Food aid update

From Yonhap:

A U.S. human rights organization on Thursday urged North Korea to allow international monitoring of food distribution, saying its recent policy changes on outside aid may cause renewed hunger among its people.

Recent decisions by Pyongyang to suspend the operations of the World Food Program in the country and revive the food rationing system may leave many in hunger, said Washington-based Human Rights Watch in a press conference in Seoul.

“North Korea has gone back to precisely the same place, when the famine began,” said Tom Malinowski, Washington advocacy director of the organization, referring to the mid 1990s in which two million North Koreans supposedly died of hunger.
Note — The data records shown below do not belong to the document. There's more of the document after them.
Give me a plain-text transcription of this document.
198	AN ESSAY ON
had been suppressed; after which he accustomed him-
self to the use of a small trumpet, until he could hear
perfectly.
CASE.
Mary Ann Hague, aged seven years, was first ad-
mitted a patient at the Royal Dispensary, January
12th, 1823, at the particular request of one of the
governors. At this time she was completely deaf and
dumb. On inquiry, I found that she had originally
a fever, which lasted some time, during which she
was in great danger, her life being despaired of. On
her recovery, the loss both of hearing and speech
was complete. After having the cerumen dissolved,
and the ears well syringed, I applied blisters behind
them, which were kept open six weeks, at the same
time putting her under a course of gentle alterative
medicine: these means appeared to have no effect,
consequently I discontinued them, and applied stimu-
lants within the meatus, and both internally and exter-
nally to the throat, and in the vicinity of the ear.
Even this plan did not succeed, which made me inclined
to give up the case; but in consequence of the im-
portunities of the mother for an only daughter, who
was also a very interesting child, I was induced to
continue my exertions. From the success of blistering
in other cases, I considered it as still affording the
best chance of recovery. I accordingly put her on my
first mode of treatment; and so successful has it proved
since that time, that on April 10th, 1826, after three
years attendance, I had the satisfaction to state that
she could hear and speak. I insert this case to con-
North Korea adopted a series of policies last year that irked international human rights organizations. It asked the U.N. relief agency to end emergency food aid and its monitoring in September and then announced the reinstatement of the public distribution system, in which the government provides rationing of food and equipment to individuals.

Citing interviews with North Korean defectors and World Food Program officials, the rights watchdog said the food rationing system operates on a priority basis, feeding Workers’ Party members and military and police officers while leaving many ordinary people in hunger.
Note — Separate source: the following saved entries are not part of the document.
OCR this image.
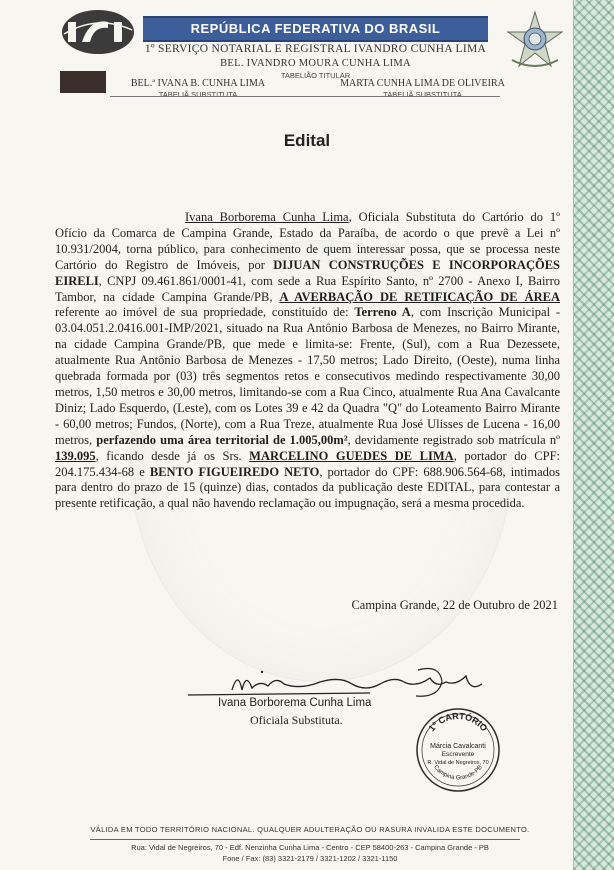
REPÚBLICA FEDERATIVA DO BRASIL
1º SERVIÇO NOTARIAL E REGISTRAL IVANDRO CUNHA LIMA
BEL. IVANDRO MOURA CUNHA LIMA
TABELIÃO TITULAR
BEL.ª IVANA B. CUNHA LIMA
TABELIÃ SUBSTITUTA
MARTA CUNHA LIMA DE OLIVEIRA
TABELIÃ SUBSTITUTA
Edital

Ivana Borborema Cunha Lima, Oficiala Substituta do Cartório do 1º Ofício da Comarca de Campina Grande, Estado da Paraíba, de acordo o que prevê a Lei nº 10.931/2004, torna público, para conhecimento de quem interessar possa, que se processa neste Cartório do Registro de Imóveis, por DIJUAN CONSTRUÇÕES E INCORPORAÇÕES EIRELI, CNPJ 09.461.861/0001-41, com sede a Rua Espírito Santo, nº 2700 - Anexo I, Bairro Tambor, na cidade Campina Grande/PB, A AVERBAÇÃO DE RETIFICAÇÃO DE ÁREA referente ao imóvel de sua propriedade, constituído de: Terreno A, com Inscrição Municipal - 03.04.051.2.0416.001-IMP/2021, situado na Rua Antônio Barbosa de Menezes, no Bairro Mirante, na cidade Campina Grande/PB, que mede e limita-se: Frente, (Sul), com a Rua Dezessete, atualmente Rua Antônio Barbosa de Menezes - 17,50 metros; Lado Direito, (Oeste), numa linha quebrada formada por (03) três segmentos retos e consecutivos medindo respectivamente 30,00 metros, 1,50 metros e 30,00 metros, limitando-se com a Rua Cinco, atualmente Rua Ana Cavalcante Diniz; Lado Esquerdo, (Leste), com os Lotes 39 e 42 da Quadra "Q" do Loteamento Bairro Mirante - 60,00 metros; Fundos, (Norte), com a Rua Treze, atualmente Rua José Ulisses de Lucena - 16,00 metros, perfazendo uma área territorial de 1.005,00m², devidamente registrado sob matrícula nº 139.095, ficando desde já os Srs. MARCELINO GUEDES DE LIMA, portador do CPF: 204.175.434-68 e BENTO FIGUEIREDO NETO, portador do CPF: 688.906.564-68, intimados para dentro do prazo de 15 (quinze) dias, contados da publicação deste EDITAL, para contestar a presente retificação, a qual não havendo reclamação ou impugnação, será a mesma procedida.

Campina Grande, 22 de Outubro de 2021
Ivana Borborema Cunha Lima
Oficiala Substituta.
1º CARTÓRIO
Márcia Cavalcanti
Escrevente
R. Vidal de Negreiros, 70
Campina Grande-PB
VÁLIDA EM TODO TERRITÓRIO NACIONAL. QUALQUER ADULTERAÇÃO OU RASURA INVALIDA ESTE DOCUMENTO.
Rua: Vidal de Negreiros, 70 - Edf. Nenzinha Cunha Lima - Centro - CEP 58400-263 - Campina Grande - PB
Fone / Fax: (83) 3321-2179 / 3321-1202 / 3321-1150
Despite its improved harvest in recent years, North Korea still suffers from a chronic food shortage, it said, with the country needing approximately 6 million tons of grain a year to provide basic nutrition for its 22 million people.
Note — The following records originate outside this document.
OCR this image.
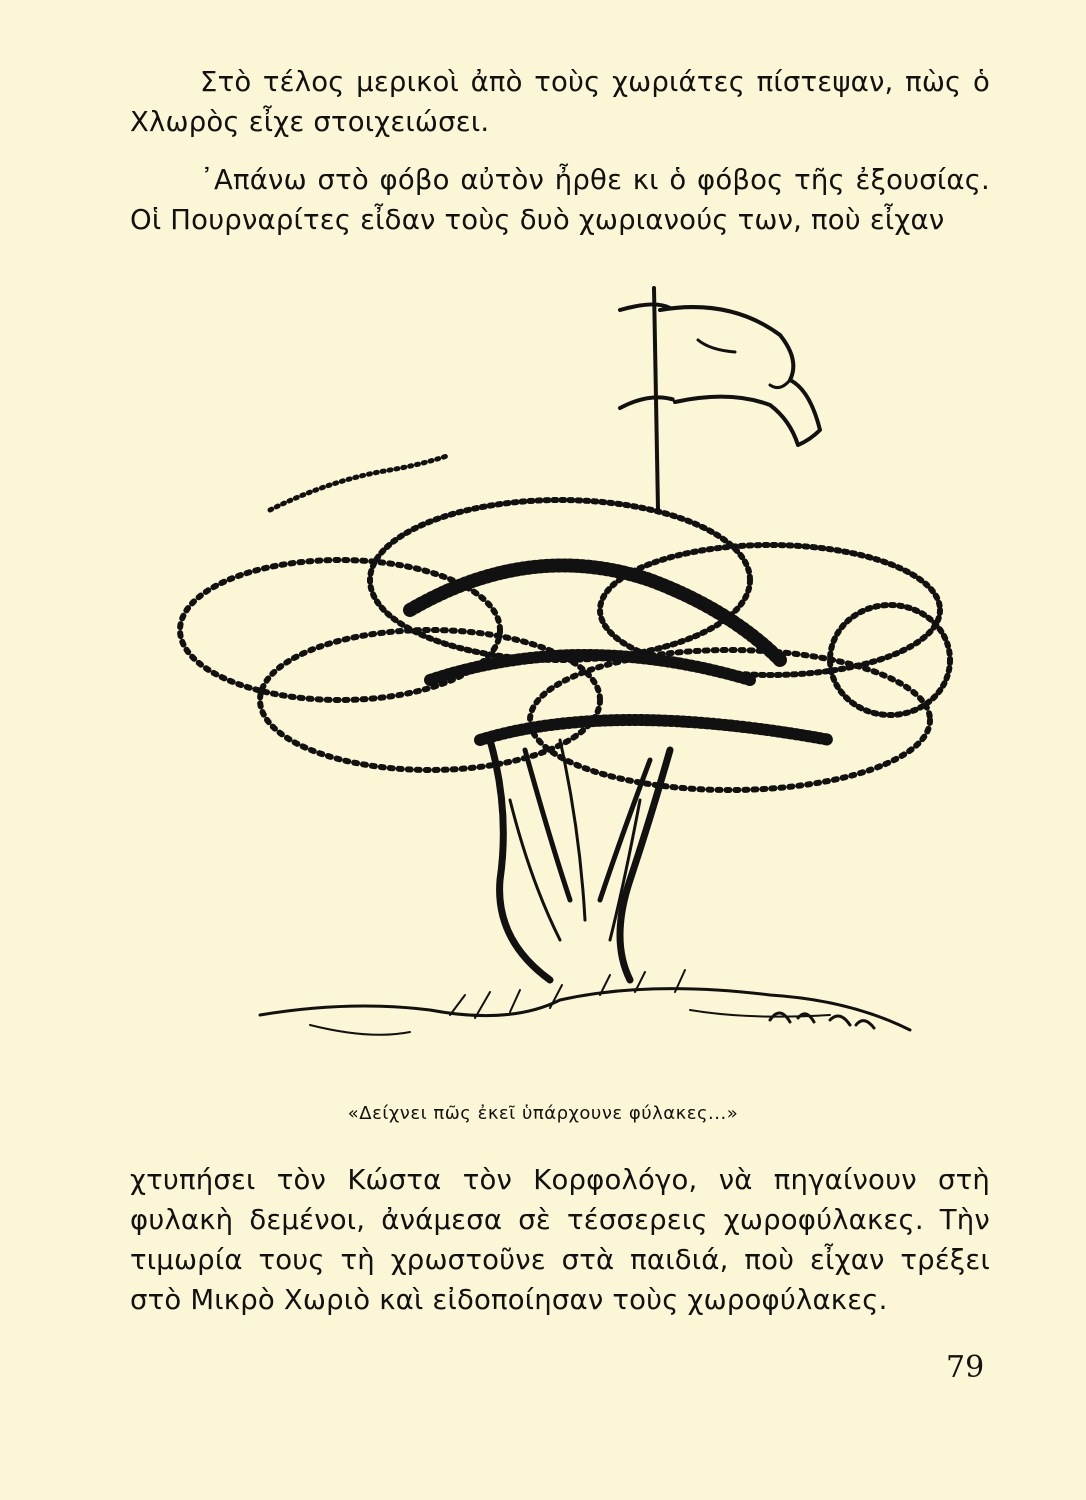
Στὸ τέλος μερικοὶ ἀπὸ τοὺς χωριάτες πίστεψαν, πὼς ὁ Χλωρὸς εἶχε στοιχειώσει.

᾿Απάνω στὸ φόβο αὐτὸν ἦρθε κι ὁ φόβος τῆς ἐξουσίας. Οἱ Πουρναρίτες εἶδαν τοὺς δυὸ χωριανούς των, ποὺ εἶχαν

«Δείχνει πῶς ἐκεῖ ὑπάρχουνε φύλακες...»

χτυπήσει τὸν Κώστα τὸν Κορφολόγο, νὰ πηγαίνουν στὴ φυλακὴ δεμένοι, ἀνάμεσα σὲ τέσσερεις χωροφύλακες. Τὴν τιμωρία τους τὴ χρωστοῦνε στὰ παιδιά, ποὺ εἶχαν τρέξει στὸ Μικρὸ Χωριὸ καὶ εἰδοποίησαν τοὺς χωροφύλακες.

79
The North’s grain production hovers at 4.5 million tons and it receives 750,000 tons in aid from South Korea and China, but still falls short of demand, the organization said, citing statistics from the South Korean government.

It urged Seoul to strengthen the monitoring in the North to make sure the needy people get the food.

South Korea shouldn’t “simply passively accept that it is inevitable that North Korea cannot be influenced,” Malinowski said.

North Korea experts in Seoul, however, said the recent decisions by the communist country suggest it is making efforts to stand on its own rather than depend on emergency donations. And the revival of the public distribution system illustrates its improved food situation, they said.

“When the rationing system was reduced (in the late 1990s) it was because the government didn’t have food to distribute. Now that it has expanded the rationing system, it is in a better situation,” said Chon Hyun-joon, senior research fellow with the Korea Institute for National Unification, a public research body on North Korea in Seoul.